Supply chain problems impacting local school district’s food service
Adding to an already stressful school year, a number of local school districts are facing supply chain problems that are leading to menu changes and substitutions for breakfast and lunch.
SHEPHERD, Mich. (WJRT) - Adding to an already stressful school year, a number of local school districts are facing supply chain problems that are leading to menu changes and substitutions for breakfast and lunch.
Shepherd Public School District is one of these districts. It posted an update last week that said COVID-19 related supply chain issues are making it difficult to get certain items.
“We just did an order and I have probably 50 items that I can’t get mostly commodity… Chicken, pizza, sporks or flatware for the students to use,” said Tina Schafer, director of food services for Shepherd schools. “It’s just a lot.”
Schafer has worked with the school district for over 20 years and what is going on this year is a first for her.
“I’ve never seen anything like this. Never,” she said.
The inability to get certain supplies has led to menu changes and substitutions. Schafer said that students and some parents are not always happy at the changes.
“When a student comes up and they’re expecting this and now today, you have this substitute with that, it can be very upsetting,” she said.
Schafer said this problem is likely from the COVID-19 pandemic. She said that many of the manufacturers that make the products they need were shut down during the pandemic. She said with school starting back up around the country, everyone is going after the same product.
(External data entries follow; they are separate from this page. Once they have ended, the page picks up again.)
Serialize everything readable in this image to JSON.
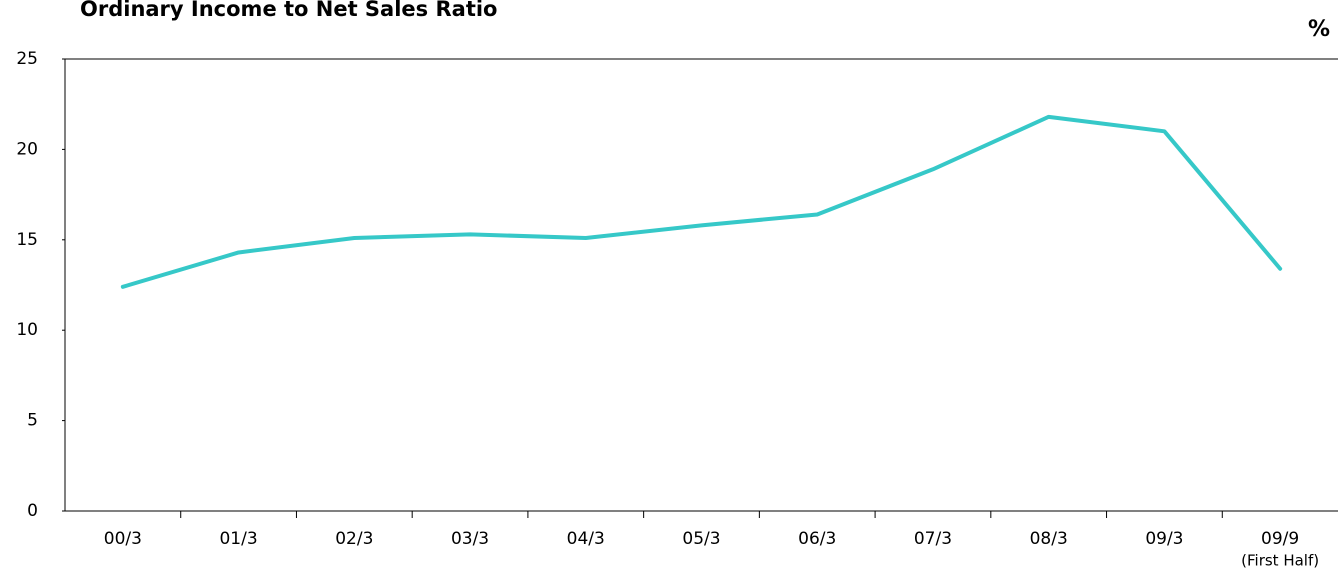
{
  "chart_data": {
    "type": "line",
    "title": "Ordinary Income to Net Sales Ratio",
    "y_unit": "%",
    "categories": [
      "00/3",
      "01/3",
      "02/3",
      "03/3",
      "04/3",
      "05/3",
      "06/3",
      "07/3",
      "08/3",
      "09/3",
      "09/9"
    ],
    "annotation": "(First Half)",
    "series": [
      {
        "name": "Ordinary Income to Net Sales Ratio",
        "color": "#36c8c8",
        "values": [
          12.4,
          14.3,
          15.1,
          15.3,
          15.1,
          15.8,
          16.4,
          18.9,
          21.8,
          21.0,
          13.4
        ]
      }
    ],
    "ylim": [
      0,
      25
    ],
    "yticks": [
      0,
      5,
      10,
      15,
      20,
      25
    ],
    "grid": false
  }
}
“I don’t blame my distributor or anything,” Schafer said. “It’s the manufacturers themselves. You know that some of them were shut down during COVID and not manufacturing the products.”
Shepherd is not the only school district facing this problem. Last week, Swan Valley schools posted a similar post about supply chain issues.
COVID-19 related supply chain issues have also impacted other industries. The widely reported chip shortage halted some production for General Motors and Ford earlier this month.
For Schafer, it’s frustrating. She is trying to provide the best service she can for students and while this school year has already been difficult for staff and families, she asks for everyone to be patient as they work through this.
“Please just remember that we are trying our hardest and doing everything we can but if we can’t get the products, we can’t get the products,” she said. “I don’t know what else to say. We have their student’s best interests at heart.”